This year’s Pride celebrations have been drastically cut back, hacking some of the best bits such as outdoor drinking, big glittery floats and anything happening in Soho (unfortunately, Boy George will still be performing)
The reason? Not enough money. Boris Johnson cut thousands from the Pride budget, and the corporate sponsors haven’t dug deep enough in their pockets to provide the money required to pay for policing and relevant permissions for floats, according to a statement from Pride London.
The writers of the statement are, correctly, furious about the corporate mess that Pride has become, in particular the fact that vast amounts of money are needed for Pride to go ahead and they are dependent on allowing businesses to whack their name all over the event to procure this. The statement writers suggest a need for discussion about how things could work in the future, although the only thing proposed here is more “openness and accountability” as if this is the magic bullet to fix everything.
The statement, while making some good points, ultimately attempts to offend no-one. This is a pervasive problem with queer rights campaigning on the whole: in the determination not to rock the boat, we are hopelessly cast adrift. The mainstream control the discourse and we are obliged to answer them on their own terms. This has lead to a distinct lack of imagination from the queer community in our demands: we ask for “equality” in a way which translates to merely “blending in with the heteros”.
Pride was once all about defiance, angry queers being unabashedly visible, a movement growing out of the Stonewall riots. These days, everything seems to be precisely targeted at avoiding offending the straights.

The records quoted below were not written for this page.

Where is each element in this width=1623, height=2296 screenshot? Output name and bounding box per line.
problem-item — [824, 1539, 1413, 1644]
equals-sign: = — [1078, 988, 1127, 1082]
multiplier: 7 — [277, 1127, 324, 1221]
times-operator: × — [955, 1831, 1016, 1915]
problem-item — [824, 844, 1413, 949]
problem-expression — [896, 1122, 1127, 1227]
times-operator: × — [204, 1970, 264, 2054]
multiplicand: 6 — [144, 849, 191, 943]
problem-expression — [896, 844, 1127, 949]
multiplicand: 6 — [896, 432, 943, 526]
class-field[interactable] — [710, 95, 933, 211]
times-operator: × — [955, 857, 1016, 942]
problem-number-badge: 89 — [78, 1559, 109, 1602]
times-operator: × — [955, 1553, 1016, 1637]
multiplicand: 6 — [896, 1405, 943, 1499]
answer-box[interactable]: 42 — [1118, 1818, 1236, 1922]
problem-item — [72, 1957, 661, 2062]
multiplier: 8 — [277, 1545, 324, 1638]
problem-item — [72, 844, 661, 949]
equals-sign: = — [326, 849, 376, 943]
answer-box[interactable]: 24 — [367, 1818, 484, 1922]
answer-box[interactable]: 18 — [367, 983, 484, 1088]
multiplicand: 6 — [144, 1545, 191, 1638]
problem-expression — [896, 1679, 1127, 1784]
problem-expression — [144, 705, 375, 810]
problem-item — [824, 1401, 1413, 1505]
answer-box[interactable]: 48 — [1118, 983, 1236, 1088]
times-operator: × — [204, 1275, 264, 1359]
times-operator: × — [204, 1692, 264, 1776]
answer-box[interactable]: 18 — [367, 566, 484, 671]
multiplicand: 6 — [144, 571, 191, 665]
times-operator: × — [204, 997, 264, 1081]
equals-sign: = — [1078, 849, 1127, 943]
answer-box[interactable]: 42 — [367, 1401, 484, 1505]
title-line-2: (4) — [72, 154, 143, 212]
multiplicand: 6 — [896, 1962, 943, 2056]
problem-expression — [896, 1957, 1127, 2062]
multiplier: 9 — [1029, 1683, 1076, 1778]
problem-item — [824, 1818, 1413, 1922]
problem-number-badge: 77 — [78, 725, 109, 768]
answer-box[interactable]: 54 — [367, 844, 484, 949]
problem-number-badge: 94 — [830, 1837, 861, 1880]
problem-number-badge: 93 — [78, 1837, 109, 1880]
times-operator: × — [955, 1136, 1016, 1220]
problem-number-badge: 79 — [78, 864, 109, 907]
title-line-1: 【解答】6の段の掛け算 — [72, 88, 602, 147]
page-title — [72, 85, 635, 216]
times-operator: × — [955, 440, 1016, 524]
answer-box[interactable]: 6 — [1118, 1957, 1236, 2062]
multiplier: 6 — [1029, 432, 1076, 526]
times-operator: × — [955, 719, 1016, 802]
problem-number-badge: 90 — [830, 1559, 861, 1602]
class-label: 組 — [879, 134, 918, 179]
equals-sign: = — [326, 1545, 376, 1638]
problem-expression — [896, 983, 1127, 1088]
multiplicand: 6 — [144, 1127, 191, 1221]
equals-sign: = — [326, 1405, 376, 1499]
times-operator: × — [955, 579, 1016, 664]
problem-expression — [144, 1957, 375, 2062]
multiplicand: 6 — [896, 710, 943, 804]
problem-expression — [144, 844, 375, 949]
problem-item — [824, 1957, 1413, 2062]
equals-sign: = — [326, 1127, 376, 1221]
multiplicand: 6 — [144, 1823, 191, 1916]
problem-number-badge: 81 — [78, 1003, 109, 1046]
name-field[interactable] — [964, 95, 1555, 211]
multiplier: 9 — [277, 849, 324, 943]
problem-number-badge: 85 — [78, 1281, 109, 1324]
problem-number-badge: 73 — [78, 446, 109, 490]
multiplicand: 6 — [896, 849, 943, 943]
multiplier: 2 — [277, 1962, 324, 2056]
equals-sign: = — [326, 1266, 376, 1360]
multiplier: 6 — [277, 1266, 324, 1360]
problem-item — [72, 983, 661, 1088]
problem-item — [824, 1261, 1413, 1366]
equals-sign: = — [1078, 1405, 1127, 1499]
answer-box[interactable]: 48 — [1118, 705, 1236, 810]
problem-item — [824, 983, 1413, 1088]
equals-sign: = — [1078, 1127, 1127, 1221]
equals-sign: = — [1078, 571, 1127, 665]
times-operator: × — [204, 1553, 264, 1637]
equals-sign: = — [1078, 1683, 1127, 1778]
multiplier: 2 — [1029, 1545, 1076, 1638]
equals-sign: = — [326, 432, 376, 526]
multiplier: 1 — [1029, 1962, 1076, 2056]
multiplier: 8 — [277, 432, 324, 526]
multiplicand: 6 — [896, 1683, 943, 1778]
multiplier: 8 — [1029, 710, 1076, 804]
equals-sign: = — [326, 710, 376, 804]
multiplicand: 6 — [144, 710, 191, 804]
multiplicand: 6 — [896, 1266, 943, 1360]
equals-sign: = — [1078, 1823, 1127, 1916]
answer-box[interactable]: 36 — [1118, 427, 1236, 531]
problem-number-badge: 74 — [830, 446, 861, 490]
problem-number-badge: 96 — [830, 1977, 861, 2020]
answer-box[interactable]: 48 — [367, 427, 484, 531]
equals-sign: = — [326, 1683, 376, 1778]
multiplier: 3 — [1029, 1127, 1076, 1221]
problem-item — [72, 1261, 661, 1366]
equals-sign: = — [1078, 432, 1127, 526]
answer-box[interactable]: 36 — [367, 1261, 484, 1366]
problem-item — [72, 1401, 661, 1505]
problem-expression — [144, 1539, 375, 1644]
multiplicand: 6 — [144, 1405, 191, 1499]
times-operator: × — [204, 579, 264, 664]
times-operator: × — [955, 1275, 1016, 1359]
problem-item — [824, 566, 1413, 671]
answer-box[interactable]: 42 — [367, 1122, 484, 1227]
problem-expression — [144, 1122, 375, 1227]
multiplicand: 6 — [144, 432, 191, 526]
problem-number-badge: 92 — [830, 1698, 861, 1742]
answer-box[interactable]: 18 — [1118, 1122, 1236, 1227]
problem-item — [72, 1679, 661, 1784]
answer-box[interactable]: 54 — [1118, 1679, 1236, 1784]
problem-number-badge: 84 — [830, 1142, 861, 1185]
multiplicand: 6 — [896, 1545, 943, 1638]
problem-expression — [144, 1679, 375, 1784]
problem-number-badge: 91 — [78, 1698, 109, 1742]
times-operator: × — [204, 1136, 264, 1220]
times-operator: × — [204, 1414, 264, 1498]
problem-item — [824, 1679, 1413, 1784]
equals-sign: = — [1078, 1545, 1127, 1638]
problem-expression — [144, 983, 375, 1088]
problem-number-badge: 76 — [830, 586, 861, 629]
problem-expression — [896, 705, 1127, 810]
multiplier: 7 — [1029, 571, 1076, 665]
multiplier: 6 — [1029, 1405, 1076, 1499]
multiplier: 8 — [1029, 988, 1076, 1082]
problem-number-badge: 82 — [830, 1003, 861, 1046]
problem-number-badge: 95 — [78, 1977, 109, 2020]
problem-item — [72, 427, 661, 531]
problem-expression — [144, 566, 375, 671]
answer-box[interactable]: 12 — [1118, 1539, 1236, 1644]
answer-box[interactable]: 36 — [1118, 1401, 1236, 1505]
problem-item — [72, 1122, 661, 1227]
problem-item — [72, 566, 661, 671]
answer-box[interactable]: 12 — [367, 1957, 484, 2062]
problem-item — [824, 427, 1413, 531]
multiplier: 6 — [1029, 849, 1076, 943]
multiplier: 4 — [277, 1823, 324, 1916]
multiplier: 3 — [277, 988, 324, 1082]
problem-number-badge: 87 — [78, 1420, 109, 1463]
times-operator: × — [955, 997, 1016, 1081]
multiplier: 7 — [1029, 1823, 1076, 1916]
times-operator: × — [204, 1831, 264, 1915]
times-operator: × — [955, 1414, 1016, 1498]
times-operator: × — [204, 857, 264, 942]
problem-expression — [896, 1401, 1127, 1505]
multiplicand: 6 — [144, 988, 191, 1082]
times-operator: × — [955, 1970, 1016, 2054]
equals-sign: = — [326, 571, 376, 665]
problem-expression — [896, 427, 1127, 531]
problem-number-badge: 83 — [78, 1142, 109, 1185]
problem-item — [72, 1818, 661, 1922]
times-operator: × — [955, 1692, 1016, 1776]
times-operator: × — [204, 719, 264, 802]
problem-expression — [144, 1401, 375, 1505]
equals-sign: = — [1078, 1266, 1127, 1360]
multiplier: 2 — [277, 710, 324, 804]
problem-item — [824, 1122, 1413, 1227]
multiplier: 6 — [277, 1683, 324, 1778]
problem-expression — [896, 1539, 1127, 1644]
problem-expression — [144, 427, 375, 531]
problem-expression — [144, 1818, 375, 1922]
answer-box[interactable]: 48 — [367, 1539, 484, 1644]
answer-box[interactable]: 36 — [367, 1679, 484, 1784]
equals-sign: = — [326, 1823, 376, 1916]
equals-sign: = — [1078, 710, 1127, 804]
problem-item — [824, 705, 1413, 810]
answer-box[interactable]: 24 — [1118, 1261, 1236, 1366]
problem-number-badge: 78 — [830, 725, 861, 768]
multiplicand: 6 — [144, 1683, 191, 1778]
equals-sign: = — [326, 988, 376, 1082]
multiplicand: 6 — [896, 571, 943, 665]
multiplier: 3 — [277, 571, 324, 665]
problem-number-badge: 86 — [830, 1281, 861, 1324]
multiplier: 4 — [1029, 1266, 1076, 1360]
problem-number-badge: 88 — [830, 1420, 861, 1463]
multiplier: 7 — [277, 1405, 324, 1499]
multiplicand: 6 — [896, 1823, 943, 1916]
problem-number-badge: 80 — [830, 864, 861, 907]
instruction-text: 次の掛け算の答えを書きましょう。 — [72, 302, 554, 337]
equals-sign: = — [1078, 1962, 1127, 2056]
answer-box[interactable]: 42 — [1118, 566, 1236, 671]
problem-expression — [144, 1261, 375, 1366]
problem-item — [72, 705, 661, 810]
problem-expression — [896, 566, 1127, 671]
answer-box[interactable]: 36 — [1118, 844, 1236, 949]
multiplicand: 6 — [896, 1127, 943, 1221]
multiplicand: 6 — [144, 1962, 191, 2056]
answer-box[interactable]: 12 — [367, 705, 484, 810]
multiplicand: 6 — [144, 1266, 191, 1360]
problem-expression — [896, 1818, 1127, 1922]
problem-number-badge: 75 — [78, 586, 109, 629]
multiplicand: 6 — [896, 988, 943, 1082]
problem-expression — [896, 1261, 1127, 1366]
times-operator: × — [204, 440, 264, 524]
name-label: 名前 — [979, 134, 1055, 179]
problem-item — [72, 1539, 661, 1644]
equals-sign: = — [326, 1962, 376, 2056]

For Pride to work in the future we need to return to these radical roots. The original marches did not need money or corporate sponsorship. There was no need to set up a big stage to showcase pop stars: that wasn’t what it was about. It was about freedom and liberation.
We also shouldn’t be paying for our own policing. The police will show up whether we want them there or not; their presence makes nothing safer with them shepherding us from A to B. The same goes for floats. If we want to build a big fuckoff float and shut down a road, we absolutely don’t need to bother with paying for this.
We have pandered for long enough, hampered by our lack of imagination. In the years since Stonewall, we have moved to a larger cell, and that’s it. It’s time for a real change.